The only problem with that point of view is that monogamy clearly doesn’t work either. One-on-one is clearly the best way to proceed when you’re in those electrifying early years of love: the space when you’re so narcotically in thrall to your beloved that everyone else seems faintly repugnant. And monogamy certainly works while your cultural inhibitions, religious sensibilities, or sense of loyalty and duty to shared family, friends or children outweigh all other considerations. But, eventually, so the statistics tell us, only the fortunate minority feel a deep, abiding, unconflicted contentment in one person’s arms over an entire lifetime. The other 70 or so per cent of humans in the Western world will be unfaithful at least once in their lifetime. Divorce rates now run at well over 40 per cent in Britain and America. The certainty of adultery, heartbreak and pain is the other great inconvenient truth of our times. Which is why New York-based relationship guru Esther Perel recently published The State of Affairs, which attempts to explore the myriad reasons for infidelity and to look at how couples can not only survive betrayal but learn from it and even become stronger. The prevalent myth Perel seeks to dispel is the notion that one person can be everything to another: soul mate, lover, best friend, fellow adventurer and co-parent. In her view, adultery is often about the desire to reinvent the self and become fresh and fascinating in another’s eyes, rather than an active wish to reject the best beloved.

So what does a pragmatic, ethical individual do if they don’t ever want to behave like a lying, cheating love rat to the person they adore? For increasing numbers of people admitting to an enduring libido, the logical answer is polyamory.

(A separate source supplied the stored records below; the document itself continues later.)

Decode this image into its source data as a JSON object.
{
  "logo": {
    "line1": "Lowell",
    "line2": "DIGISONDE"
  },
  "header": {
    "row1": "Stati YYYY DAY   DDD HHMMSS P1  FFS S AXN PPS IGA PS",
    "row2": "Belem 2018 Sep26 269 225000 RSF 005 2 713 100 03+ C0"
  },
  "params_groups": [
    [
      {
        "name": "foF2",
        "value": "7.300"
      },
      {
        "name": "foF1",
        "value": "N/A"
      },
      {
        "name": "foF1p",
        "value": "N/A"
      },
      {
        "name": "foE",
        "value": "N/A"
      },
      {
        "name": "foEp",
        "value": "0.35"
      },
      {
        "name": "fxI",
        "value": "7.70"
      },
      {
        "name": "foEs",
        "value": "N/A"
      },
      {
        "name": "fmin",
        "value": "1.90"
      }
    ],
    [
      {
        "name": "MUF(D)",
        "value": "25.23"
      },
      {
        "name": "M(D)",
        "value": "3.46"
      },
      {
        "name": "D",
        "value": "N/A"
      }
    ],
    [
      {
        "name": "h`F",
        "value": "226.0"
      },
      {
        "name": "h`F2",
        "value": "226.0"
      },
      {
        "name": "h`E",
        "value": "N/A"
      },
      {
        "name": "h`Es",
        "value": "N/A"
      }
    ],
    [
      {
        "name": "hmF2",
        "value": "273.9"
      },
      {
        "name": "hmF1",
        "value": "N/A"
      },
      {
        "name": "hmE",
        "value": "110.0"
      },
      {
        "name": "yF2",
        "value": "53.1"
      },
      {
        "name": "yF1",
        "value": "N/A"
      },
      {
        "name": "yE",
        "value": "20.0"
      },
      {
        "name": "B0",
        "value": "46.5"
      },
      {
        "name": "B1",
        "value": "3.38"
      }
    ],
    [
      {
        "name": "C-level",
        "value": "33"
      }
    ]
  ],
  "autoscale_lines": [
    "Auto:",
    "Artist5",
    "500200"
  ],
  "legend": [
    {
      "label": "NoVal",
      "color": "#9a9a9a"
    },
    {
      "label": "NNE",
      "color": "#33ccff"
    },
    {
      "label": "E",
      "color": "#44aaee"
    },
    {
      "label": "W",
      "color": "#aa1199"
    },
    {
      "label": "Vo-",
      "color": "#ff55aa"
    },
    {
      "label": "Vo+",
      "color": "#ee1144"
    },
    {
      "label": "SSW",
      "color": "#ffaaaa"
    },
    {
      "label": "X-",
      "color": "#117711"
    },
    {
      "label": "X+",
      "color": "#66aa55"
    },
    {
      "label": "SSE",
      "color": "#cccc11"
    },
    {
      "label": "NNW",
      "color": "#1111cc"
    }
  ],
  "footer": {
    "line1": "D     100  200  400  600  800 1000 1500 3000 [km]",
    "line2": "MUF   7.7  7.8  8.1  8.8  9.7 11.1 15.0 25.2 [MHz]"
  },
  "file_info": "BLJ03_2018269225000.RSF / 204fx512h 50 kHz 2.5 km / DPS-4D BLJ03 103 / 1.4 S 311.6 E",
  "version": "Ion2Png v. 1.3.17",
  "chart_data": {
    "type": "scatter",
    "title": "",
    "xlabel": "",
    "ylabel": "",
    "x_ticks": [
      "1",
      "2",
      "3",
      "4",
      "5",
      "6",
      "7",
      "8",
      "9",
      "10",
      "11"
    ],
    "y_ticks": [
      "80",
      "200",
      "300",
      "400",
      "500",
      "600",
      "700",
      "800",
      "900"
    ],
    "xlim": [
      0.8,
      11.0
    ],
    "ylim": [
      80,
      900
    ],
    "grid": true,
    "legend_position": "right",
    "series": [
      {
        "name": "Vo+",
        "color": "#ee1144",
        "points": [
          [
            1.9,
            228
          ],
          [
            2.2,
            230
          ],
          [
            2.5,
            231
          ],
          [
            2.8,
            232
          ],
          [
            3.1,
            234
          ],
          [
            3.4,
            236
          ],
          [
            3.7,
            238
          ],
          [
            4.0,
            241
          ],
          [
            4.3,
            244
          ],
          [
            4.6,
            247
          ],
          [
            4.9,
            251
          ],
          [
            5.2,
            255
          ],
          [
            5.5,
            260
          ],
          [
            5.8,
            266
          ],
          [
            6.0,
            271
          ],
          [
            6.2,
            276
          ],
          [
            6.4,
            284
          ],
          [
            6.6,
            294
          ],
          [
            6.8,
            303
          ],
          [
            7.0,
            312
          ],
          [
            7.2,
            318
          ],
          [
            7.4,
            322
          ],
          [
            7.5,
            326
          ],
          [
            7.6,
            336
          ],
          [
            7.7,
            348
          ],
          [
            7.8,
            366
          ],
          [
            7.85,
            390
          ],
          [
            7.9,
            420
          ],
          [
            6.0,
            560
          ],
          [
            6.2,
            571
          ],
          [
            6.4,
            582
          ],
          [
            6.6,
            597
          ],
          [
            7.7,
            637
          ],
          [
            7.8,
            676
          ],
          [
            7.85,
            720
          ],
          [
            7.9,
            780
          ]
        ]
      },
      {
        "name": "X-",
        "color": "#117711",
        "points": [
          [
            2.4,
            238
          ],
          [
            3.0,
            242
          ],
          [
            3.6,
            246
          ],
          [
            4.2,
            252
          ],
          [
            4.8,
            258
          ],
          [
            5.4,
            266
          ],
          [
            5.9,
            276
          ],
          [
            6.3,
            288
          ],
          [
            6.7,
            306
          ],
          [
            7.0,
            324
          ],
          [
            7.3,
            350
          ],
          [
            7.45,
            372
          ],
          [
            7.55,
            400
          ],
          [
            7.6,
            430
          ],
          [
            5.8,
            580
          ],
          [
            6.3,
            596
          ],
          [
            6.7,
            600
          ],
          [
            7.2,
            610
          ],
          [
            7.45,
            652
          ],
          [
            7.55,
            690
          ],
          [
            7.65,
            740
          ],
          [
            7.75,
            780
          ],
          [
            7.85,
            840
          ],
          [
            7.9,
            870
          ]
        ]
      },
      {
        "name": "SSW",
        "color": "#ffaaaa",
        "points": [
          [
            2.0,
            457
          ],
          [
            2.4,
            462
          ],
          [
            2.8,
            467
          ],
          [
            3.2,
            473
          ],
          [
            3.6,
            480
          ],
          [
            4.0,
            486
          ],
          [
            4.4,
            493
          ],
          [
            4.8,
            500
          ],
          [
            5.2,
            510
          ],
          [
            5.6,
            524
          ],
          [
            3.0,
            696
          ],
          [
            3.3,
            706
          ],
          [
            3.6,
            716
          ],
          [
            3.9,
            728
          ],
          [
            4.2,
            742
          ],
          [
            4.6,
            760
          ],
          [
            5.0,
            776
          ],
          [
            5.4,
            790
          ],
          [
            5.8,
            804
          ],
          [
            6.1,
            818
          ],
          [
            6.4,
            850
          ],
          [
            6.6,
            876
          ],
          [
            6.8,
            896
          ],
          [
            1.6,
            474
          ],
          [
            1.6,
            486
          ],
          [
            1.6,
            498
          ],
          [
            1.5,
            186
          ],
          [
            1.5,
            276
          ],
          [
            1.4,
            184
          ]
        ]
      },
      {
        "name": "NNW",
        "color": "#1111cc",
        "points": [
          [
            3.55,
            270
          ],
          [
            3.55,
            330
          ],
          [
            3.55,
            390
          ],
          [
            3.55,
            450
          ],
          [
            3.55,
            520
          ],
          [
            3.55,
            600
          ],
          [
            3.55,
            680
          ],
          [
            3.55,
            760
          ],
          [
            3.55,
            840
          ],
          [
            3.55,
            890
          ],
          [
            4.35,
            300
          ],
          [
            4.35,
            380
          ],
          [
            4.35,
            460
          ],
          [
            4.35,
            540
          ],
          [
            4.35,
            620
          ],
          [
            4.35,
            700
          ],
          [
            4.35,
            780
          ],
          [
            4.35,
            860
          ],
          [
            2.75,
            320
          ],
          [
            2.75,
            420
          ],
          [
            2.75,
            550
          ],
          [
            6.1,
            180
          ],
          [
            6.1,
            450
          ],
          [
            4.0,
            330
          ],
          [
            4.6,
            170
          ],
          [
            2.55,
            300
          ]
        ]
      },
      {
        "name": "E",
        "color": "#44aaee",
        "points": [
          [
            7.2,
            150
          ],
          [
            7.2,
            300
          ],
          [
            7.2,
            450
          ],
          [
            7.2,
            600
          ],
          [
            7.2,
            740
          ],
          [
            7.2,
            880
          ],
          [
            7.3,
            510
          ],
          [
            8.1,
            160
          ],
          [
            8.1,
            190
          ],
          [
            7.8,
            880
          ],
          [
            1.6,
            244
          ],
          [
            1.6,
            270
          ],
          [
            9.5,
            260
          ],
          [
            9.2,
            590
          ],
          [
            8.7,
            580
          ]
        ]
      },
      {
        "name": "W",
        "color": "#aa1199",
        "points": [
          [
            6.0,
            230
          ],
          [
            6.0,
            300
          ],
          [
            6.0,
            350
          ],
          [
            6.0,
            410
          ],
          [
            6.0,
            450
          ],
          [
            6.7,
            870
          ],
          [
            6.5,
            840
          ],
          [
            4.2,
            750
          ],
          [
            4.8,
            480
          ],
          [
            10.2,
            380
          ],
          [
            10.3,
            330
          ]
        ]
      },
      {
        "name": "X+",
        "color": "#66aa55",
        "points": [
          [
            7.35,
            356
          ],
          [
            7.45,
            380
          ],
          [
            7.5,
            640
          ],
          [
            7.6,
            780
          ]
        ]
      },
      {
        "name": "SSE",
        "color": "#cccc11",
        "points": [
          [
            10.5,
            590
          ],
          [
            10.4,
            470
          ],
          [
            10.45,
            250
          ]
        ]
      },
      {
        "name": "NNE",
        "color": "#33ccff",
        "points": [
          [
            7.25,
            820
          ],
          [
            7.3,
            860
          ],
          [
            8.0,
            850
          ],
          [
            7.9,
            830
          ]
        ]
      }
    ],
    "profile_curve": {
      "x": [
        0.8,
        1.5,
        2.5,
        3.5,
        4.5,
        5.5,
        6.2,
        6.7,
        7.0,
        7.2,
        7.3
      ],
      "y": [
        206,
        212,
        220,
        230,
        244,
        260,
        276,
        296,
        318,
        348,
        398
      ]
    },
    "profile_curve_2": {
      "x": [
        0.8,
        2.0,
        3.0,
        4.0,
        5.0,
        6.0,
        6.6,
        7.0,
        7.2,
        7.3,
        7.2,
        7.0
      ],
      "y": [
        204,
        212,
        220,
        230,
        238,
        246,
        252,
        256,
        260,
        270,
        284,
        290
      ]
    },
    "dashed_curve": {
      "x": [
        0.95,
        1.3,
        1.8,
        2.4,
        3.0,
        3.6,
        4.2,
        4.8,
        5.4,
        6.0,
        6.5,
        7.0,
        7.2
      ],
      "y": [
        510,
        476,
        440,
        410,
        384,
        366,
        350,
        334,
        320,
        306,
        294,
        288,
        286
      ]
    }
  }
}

Now if, like me, you’ve knocked about a bit, you’re going to find the concept far older and more familiar than something supposedly invented at the tail end of the 20th century. Many in the LGBT community laugh at polyamory being some form of novel arrangement. The gay writer and comedian Rosie Wilby, whose book Is Monogamy Dead? was published last year, told me, “The LGBT community has experimented with forms of non-monogamy for decades. If you’re already doing something that has been widely viewed as ‘deviant’, then trying out another deviance from the norm has never felt like too big a jump. So it’s hardly a new concept for us.”

Indeed not. Think of the sexually fluid Bloomsbury set, who Dorothy Parker famously described as having “lived in squares, painted in circles and loved in triangles”. Many Edwardians – generally intellectuals, radicals and the upper classes – thought a free and open pass on fidelity was a practical way to go about things. After all, this was an era where the king himself – Victoria’s playboy son, Edward VII – was known to have taken many mistresses, including actresses Sarah Bernhardt and Lillie Langtry. It was also an idyll, a long-skirted, Arts and Crafts summer of love, which followed the more fixed morality of the Victorian era and flourished before the terrible devastation of the First World War. Proponents of unusual erotic arrangements were everywhere, from Vita Sackville-West (lover of Virginia Woolf) and her husband Harold Nicolson to the children’s author Edith Nesbit, who shared a house with spouse Hubert Bland and his mistress Alice Hoatson. Nesbit even raised Hoatson’s two children by Bland. Sexual experimentation started at the top. Meanwhile, last winter’s arthouse cinema hit Professor Marston and the Wonder Women dramatised the story of psychologist William Moulton Marston, the creator of Wonder Woman, who lived with wife Elizabeth and mistress Olive Byrne.